The other marked peculiarity in these figures is the curious wave in the numbers of those over sixty-five, who increased 12 per cent. the first decade, then 15.3 per cent. from 1861 to 1871, followed by only 106 per cent. from 1871 to 1881, rising again to 15.5 per cent. from 1881 to 1891. The varying numbers of the old may have had some effect on the ratios of pauperism.

If the reader will now turn back to table C of Pauperism (page 218), he will see that the strongly marked peculiarities of the decade 1871 to 1881 depend in great measure upon the reactionary state of things from 1861 to 1871. If the improvement noticeable from 1851 to 1861 had been continued to 1871, we should have an almost uniform line of improvement from 1851 to 1881. Thus an altogether exceptional state of things lay at the bottom of the extraordinary reduction in pauperism from 1871 to 1881. The comparatively slow rate of improvement since then becomes explicable.

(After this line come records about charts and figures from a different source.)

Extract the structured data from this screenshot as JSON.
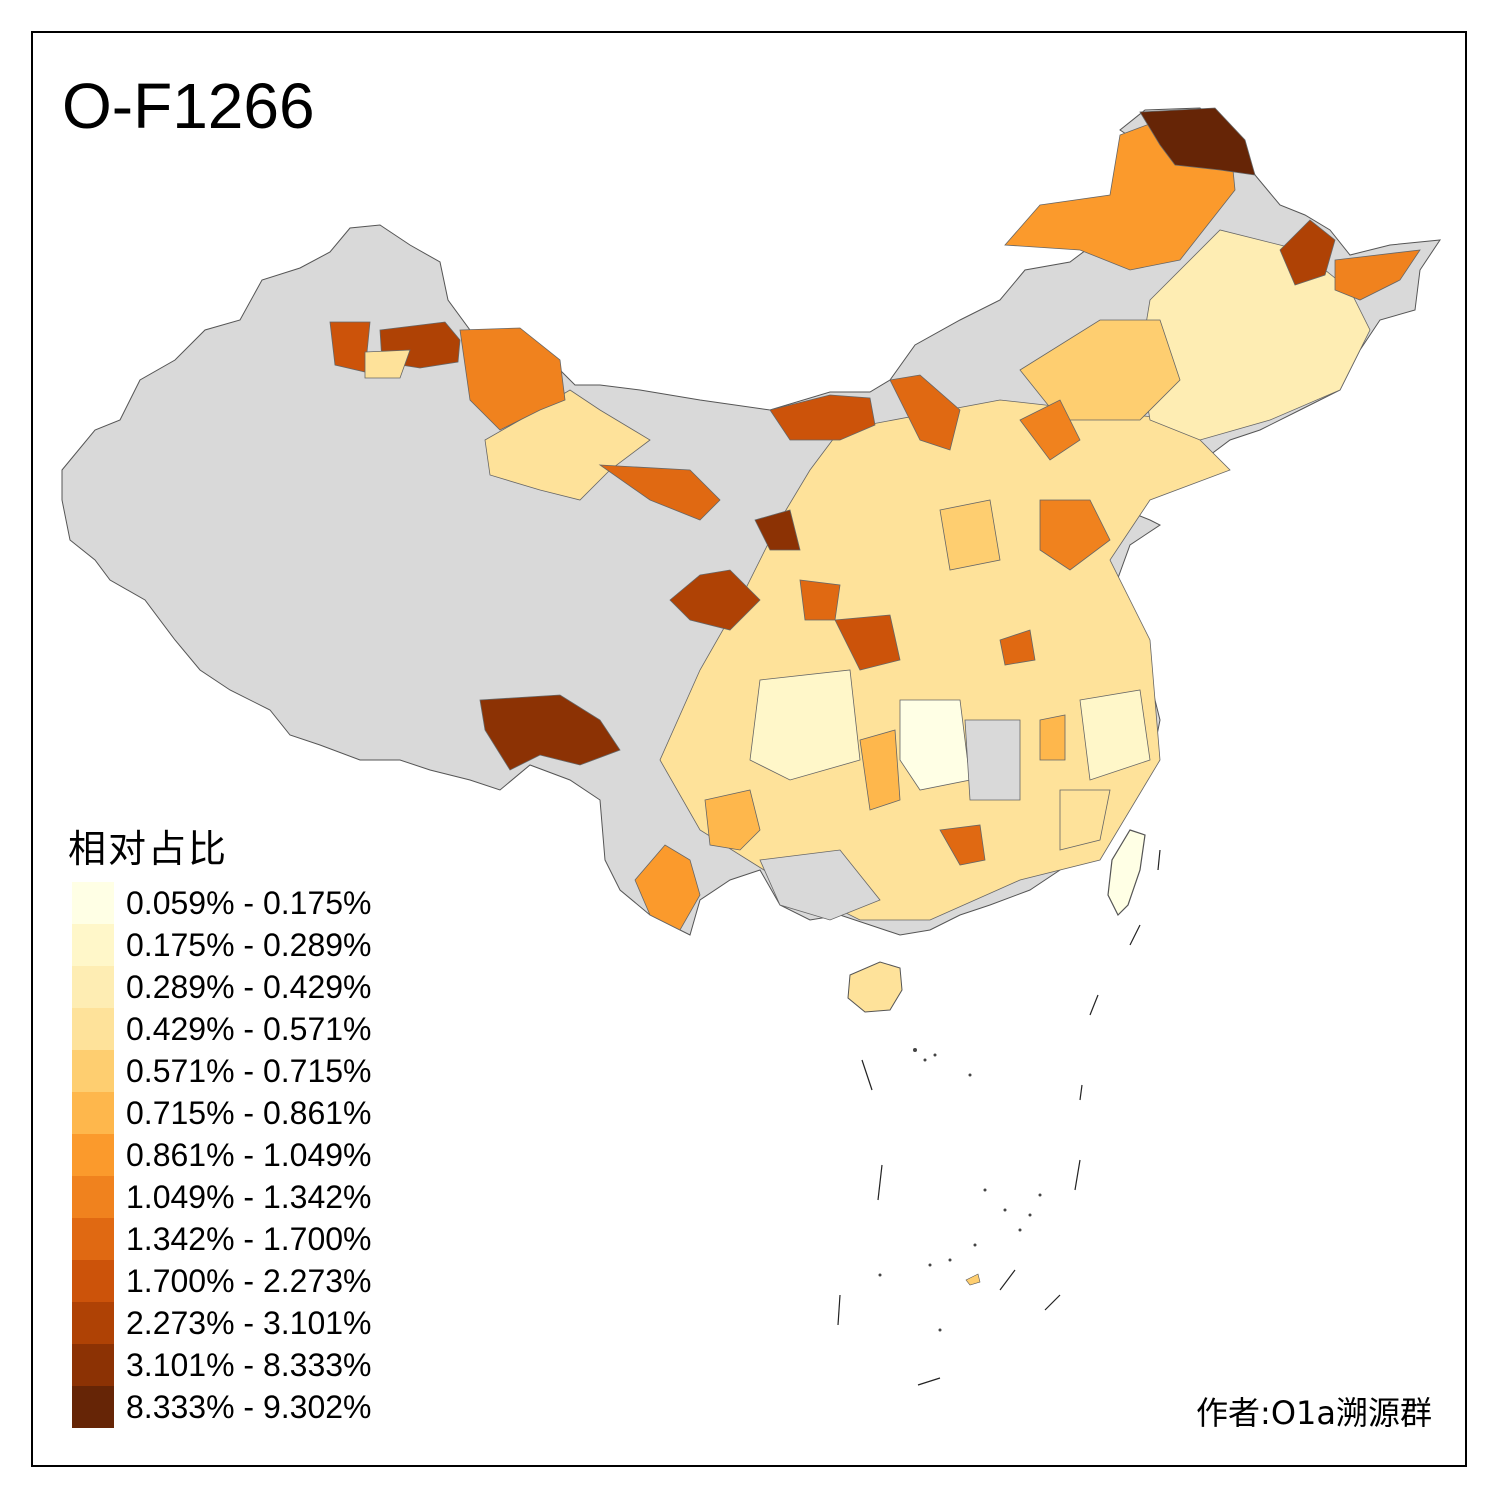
{
  "title": "O-F1266",
  "legend": {
    "title": "相对占比",
    "items": [
      {
        "label": "0.059% - 0.175%",
        "color": "#FFFFE5"
      },
      {
        "label": "0.175% - 0.289%",
        "color": "#FFF7C9"
      },
      {
        "label": "0.289% - 0.429%",
        "color": "#FEEDB3"
      },
      {
        "label": "0.429% - 0.571%",
        "color": "#FEE29A"
      },
      {
        "label": "0.571% - 0.715%",
        "color": "#FECE70"
      },
      {
        "label": "0.715% - 0.861%",
        "color": "#FEB74C"
      },
      {
        "label": "0.861% - 1.049%",
        "color": "#FB9A2C"
      },
      {
        "label": "1.049% - 1.342%",
        "color": "#F0821E"
      },
      {
        "label": "1.342% - 1.700%",
        "color": "#E06912"
      },
      {
        "label": "1.700% - 2.273%",
        "color": "#CC530A"
      },
      {
        "label": "2.273% - 3.101%",
        "color": "#AF4205"
      },
      {
        "label": "3.101% - 8.333%",
        "color": "#8C3204"
      },
      {
        "label": "8.333% - 9.302%",
        "color": "#662506"
      }
    ]
  },
  "no_data_color": "#D9D9D9",
  "credit": "作者:O1a溯源群"
}
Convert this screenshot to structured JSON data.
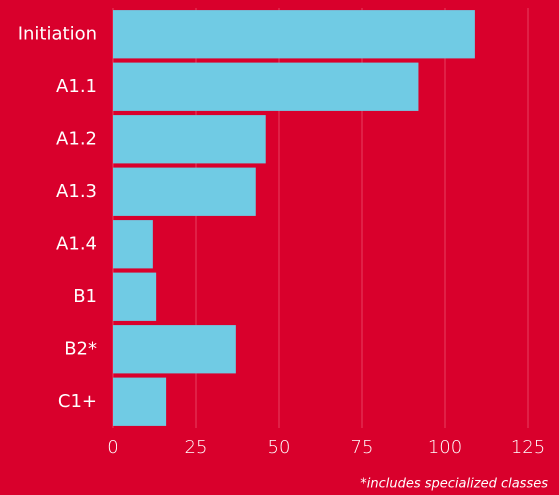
{
  "chart_data": {
    "type": "hbar",
    "categories": [
      "Initiation",
      "A1.1",
      "A1.2",
      "A1.3",
      "A1.4",
      "B1",
      "B2*",
      "C1+"
    ],
    "values": [
      109,
      92,
      46,
      43,
      12,
      13,
      37,
      16
    ],
    "color": "#70cbe4",
    "xlim": [
      0,
      125
    ],
    "xticks": [
      0,
      25,
      50,
      75,
      100,
      125
    ],
    "grid": true,
    "note": "*includes specialized classes"
  }
}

As to the children, the improvement has continued. We have the following series of ratios: 5.50 (1851), 4·26 (1861), 4·51 (1871), 2.71 (1881), 2·18 (1891), and perhaps about 1.93 for 1898. If there had been no reaction from 1861 to 1871, the curve (if laid out) would show continuous and almost regular improvement for the whole period. Since 1891 (if my estimates of population are not seriously out) it is in the children only that there has been any improvement. This improvement, I venture to suggest, is largely due to an increase of private charity. Such institutions. as Dr. Barnardo's Homes cannot but have had a great effect in this direction.